Several (maybe all) scientific theories are correct in the main beyond reasonable doubt, including evolutionary theory.
There is and never will be such a thing as "settled science".
Perhaps not in your estimation, but there are countless ideas that are demonstrably correct and for which no serious dissent exists in the field. Opinions from outside the field aren't relevant. The creationists would argue that evolution isn't settled science and produce pseudoscientific apologetics, but the scientific community isn't looking at them or responding to them.
So now you are an expert on the will of God also.
That was in response to, "Creationism doesn't predict or explain finding ancient, extinct forms." Once again, I don't know how you think that response relates to my comment. So perhaps you can address what I wrote with, "I agree" or "I disagree because [rebuttal here]"
Perhaps God just wants us to strive to understand our universe.
Are you saying that creationism predicts finding ancient, extinct creatures? If not, you aren't disagreeing with me.
 

Dan From Smithville

He who controls the spice controls the universe.
Staff member
Premium Member
We notice that the professors who claim to
have found the big flaw in evolution are always
described ( by creos) as brilliant" " distinguished",
or betimes as " genius".

Their big flaw is always the same: no data.
Funnier still is that those professors propose a theory of evolution based on natural processes and not a default personal belief.
 

Dan From Smithville

He who controls the spice controls the universe.
Staff member
Premium Member
Funnier still evolution never actually happened haha
I've no idea what point you are trying to make using the efforts that you do.
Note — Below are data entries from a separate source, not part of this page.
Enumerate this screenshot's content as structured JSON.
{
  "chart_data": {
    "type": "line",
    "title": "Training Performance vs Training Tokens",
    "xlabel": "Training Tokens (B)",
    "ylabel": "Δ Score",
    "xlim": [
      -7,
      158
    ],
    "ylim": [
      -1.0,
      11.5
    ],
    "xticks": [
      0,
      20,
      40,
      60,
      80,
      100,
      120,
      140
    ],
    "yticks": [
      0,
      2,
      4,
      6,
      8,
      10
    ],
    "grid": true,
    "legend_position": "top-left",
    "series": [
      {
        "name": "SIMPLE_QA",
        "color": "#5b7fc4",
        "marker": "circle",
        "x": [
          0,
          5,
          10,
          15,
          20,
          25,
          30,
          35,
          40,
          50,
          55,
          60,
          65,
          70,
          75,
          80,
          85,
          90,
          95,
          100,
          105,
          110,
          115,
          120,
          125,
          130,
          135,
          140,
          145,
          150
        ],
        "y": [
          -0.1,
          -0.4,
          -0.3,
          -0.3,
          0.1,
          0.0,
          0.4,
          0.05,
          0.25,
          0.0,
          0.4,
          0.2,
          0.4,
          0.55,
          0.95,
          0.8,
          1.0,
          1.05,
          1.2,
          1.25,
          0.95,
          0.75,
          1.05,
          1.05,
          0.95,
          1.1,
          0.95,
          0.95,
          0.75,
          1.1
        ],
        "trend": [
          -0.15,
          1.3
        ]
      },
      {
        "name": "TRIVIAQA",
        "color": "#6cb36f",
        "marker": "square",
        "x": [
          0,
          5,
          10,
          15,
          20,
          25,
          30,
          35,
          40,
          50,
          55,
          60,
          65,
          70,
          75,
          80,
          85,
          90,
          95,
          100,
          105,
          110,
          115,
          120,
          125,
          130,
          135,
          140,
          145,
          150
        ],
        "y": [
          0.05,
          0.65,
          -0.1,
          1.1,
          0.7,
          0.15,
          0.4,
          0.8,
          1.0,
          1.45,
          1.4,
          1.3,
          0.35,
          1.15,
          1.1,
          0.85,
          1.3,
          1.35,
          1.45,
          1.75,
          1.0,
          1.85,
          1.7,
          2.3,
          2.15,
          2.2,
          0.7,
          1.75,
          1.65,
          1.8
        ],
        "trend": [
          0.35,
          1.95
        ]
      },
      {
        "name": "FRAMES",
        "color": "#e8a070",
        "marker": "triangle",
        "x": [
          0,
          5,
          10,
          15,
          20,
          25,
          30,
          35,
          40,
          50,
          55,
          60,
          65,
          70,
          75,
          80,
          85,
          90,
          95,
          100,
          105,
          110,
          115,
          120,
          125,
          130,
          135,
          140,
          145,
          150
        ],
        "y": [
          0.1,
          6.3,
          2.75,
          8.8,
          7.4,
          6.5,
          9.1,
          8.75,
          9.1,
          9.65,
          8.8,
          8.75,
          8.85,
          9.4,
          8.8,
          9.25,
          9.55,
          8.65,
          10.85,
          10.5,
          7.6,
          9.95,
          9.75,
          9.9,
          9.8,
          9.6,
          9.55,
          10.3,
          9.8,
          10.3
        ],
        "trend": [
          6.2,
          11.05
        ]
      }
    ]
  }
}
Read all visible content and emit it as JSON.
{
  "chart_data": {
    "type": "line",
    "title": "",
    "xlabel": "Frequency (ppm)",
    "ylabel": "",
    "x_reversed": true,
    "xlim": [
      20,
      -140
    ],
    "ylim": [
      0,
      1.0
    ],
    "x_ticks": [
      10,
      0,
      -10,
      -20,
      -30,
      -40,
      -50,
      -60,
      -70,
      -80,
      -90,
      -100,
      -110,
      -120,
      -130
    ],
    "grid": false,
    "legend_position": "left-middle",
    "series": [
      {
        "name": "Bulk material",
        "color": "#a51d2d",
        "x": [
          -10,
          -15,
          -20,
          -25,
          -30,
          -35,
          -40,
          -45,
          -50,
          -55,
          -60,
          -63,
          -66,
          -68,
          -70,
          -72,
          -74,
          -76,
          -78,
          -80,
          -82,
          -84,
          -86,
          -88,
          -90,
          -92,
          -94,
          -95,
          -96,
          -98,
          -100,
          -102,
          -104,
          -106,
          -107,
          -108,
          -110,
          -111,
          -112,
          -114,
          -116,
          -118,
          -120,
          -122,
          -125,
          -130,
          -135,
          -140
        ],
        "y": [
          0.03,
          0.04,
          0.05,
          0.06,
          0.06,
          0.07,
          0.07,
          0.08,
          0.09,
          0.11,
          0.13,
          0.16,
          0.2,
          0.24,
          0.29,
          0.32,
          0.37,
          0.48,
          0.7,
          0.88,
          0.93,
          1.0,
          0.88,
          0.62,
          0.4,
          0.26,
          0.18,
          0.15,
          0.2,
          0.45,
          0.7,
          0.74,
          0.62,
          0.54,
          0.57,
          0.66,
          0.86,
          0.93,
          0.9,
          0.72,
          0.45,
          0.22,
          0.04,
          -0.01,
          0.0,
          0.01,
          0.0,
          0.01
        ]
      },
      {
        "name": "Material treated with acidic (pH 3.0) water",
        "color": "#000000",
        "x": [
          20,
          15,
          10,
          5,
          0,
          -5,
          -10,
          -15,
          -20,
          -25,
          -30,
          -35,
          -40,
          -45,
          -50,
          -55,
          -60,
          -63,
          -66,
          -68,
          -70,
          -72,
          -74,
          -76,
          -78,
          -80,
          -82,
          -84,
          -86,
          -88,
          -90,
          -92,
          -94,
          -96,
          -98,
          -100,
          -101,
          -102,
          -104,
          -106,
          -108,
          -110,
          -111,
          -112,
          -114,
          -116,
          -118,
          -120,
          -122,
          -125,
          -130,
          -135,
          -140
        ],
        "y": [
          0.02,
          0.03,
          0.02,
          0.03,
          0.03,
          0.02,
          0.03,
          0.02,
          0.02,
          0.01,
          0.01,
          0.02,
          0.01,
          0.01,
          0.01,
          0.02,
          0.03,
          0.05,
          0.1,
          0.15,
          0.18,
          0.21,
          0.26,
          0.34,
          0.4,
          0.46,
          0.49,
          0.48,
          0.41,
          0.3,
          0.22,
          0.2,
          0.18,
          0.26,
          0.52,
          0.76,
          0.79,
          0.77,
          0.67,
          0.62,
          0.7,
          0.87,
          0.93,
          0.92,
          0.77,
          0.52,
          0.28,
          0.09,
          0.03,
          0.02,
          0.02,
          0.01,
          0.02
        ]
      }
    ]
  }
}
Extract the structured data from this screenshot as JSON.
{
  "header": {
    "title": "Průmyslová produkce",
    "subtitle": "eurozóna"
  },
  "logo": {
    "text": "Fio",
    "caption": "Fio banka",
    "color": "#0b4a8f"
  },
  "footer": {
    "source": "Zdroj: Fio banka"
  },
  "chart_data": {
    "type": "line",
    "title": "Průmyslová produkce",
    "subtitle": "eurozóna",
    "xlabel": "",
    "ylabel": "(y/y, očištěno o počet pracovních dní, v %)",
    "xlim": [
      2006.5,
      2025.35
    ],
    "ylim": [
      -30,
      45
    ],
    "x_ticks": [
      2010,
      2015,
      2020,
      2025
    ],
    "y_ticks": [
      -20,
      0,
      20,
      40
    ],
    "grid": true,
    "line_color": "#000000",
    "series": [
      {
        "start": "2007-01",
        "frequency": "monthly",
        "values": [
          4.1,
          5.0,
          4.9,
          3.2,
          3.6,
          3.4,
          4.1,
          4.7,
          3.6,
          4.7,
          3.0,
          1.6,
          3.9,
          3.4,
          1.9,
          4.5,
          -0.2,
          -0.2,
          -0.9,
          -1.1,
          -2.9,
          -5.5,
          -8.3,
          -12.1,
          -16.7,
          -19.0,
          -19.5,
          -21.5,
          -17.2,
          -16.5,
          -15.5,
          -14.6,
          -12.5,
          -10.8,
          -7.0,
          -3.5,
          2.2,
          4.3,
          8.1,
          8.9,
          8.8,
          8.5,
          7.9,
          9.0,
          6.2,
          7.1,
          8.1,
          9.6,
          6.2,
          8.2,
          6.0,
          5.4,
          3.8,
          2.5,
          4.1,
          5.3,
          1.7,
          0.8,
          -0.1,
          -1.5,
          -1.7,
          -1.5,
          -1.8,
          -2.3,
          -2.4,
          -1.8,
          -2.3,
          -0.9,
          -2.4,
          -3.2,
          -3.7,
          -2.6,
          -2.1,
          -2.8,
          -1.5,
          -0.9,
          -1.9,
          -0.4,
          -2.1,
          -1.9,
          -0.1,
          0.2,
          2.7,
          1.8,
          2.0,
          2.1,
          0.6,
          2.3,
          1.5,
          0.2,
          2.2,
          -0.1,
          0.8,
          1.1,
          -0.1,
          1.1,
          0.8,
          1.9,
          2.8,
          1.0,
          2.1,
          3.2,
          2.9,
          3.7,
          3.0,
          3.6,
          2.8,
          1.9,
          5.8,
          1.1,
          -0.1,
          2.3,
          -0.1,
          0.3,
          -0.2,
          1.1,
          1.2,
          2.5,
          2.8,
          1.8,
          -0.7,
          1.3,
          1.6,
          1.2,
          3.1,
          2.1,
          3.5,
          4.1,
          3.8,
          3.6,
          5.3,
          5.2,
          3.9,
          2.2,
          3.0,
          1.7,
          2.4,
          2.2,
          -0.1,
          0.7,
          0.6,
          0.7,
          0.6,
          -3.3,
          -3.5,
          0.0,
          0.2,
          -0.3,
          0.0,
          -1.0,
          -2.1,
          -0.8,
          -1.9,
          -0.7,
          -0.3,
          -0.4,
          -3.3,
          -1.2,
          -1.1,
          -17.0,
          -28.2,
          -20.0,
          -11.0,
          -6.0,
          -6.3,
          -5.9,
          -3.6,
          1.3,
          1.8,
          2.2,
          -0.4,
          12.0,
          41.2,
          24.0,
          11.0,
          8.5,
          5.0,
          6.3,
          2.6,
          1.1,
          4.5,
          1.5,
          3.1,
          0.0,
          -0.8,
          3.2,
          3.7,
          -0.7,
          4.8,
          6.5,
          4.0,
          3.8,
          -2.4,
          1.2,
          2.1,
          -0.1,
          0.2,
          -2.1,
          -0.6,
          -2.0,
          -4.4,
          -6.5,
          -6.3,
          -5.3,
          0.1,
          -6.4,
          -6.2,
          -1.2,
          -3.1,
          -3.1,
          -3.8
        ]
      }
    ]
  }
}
The theory of evolution is a sound scientific theory that has the support of evidence. It explains the phenomena of evolution that we observe. It is the best, but not the ultimate, explanation that we have to date.

Nothing claimed here by those outside understanding has had any impact on it.
 

Dan From Smithville

He who controls the spice controls the universe.
Staff member
Premium Member
Funnier still evolution never actually happened haha
Though I feel I am witness to the development of a body of evidence that would say otherwise, perhaps this will help you understand.

Evolution is the observed phenomena.

The theory of evolution is the scientific explanation for those observations.

These are two different things.

The same is true of the phenomena of gravity and the theories attempting to explain gravity. Or germ theory of disease. Or...any scientific theory.
 

Dan From Smithville

He who controls the spice controls the universe.
Staff member
Premium Member
Funnier still evolution never actually happened haha
Of course, if this claim is true to the nature of the claims routinely unleashed on here against science, there will be no support forthcoming. Just repetition.
 

Jimmy

King Phenomenon
Of course, if this claim is true to the nature of the claims routinely unleashed on here against science, there will be no support forthcoming. Just repetition.
Well when you believe existence began around 1980 the 4.5 billion years of evolution become irrelevant. All the science is cool as hell though and probably would’ve happened if god had allowed that time to exist at all
 

Dan From Smithville

He who controls the spice controls the universe.
Staff member
Premium Member
Well when you believe existence began around 1980 the 4.5 billion years of evolution become irrelevant. All the science is cool as hell though and probably would’ve happened if god had allowed that time to exist at all
1966. The universe was created in 1966. Star Trek came out.
 

Dan From Smithville

He who controls the spice controls the universe.
Staff member
Premium Member
Well when you believe existence began around 1980 the 4.5 billion years of evolution become irrelevant. All the science is cool as hell though and probably would’ve happened if god had allowed that time to exist at all
I thought it was created last Thursday.